To understand the multivariable limit, we need to first grasp the \(\epsilon-\delta\) definition. This definition provides a rigorous way to define limits. For a function \(f(x,y)\) to have a limit \(L\) at a point \((a, b)\), it must satisfy the following condition: For any positive number \(\epsilon\), however small, there exists a corresponding positive number \(\delta\) such that for all \((x, y)\) within the distance \(\delta\) from \((a, b)\), \(f(x, y)\) is within the distance \(\epsilon\) from \(L\).
Mathematically, this is expressed as:
For every \(\epsilon > 0\), there exists \(\delta > 0\) such that if \(0 < \sqrt{(x - a)^2 + (y - b)^2} < \delta\), then \(|f(x, y) - L| < \epsilon\).
This definition ensures that by making \((x, y)\) sufficiently close to \((a, b)\), the function values can be made arbitrarily close to \(L\).

Bounding functions help simplify complicated functions by providing an envelope within which the function's values lie. This is particularly useful when dealing with trigonometric functions like sine and cosine.
For the given function \(f(x, y) = (x+y) \, \sin \frac{1}{x} \sin \frac{1}{y}\), we notice that \(|\sin \frac{1}{x}|\) and \(|\sin \frac{1}{y}|\) are bounded by 1 since the sine function oscillates between -1 and 1.
Therefore, we can simplify things by noting that:
\(|f(x, y)| = |x+y| \, |\sin \frac{1}{x}| \, |\sin \frac{1}{y}| \, \leq |x+y|\).
By bounding the function this way, we can more easily determine the behavior of \(f(x, y)\) as \((x, y)\) approaches \((0, 0)\).

Understanding the sine function is crucial to analyzing our given function.
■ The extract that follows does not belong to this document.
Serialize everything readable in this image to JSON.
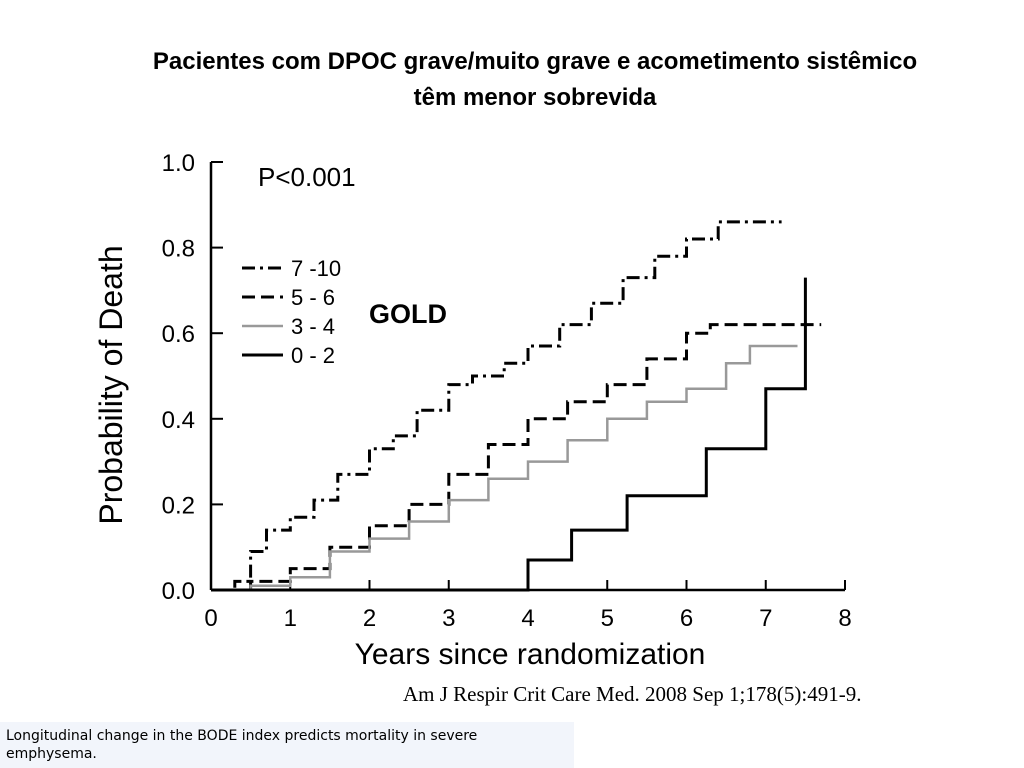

The sine function, \(\sin \theta\), oscillates between -1 and 1 for all real numbers \(\theta\). This implies that:
\(-1 \leq \sin \frac{1}{x} \leq 1\) and \(-1 \leq \sin \frac{1}{y} \leq 1\).
This periodic and bounded nature of the sine function allows us to place limits on the product of sines involved in our function.
When dealing with multivariable limits, particularly those involving trigonometric functions, this bounded behavior is beneficial. It helps in simplifying complex expressions and determining possible bounds, leading to a clearer understanding of the limit.

Path independence is an essential concept in multivariable calculus. It ensures that the limit of a function as its variables approach a point is the same regardless of the path taken. For the limit \(\lim _{(x, y) \rightarrow (0, 0)} f(x, y)\) to exist, it must be path-independent.
We can test path independence by examining different paths, such as along the x-axis (\(y = 0\)), y-axis (\(x = 0\)), and linear paths (like \(x = y\)).
In the exercise, we examined:

• Along the x-axis: \(f(x, 0) = 0\)
• Along the y-axis: \(f(0, y) = 0\)

Both resulted in the function value going to 0 as \((x, y)\) approaches \((0, 0)\).
By bounding the function and noting the behavior of the sine function, we finally concluded that \(\lim _{(x, y) \rightarrow (0, 0)} |f(x, y)| \leq |x + y| \rightarrow 0\).
This path-independence assures us the limit exists and is 0.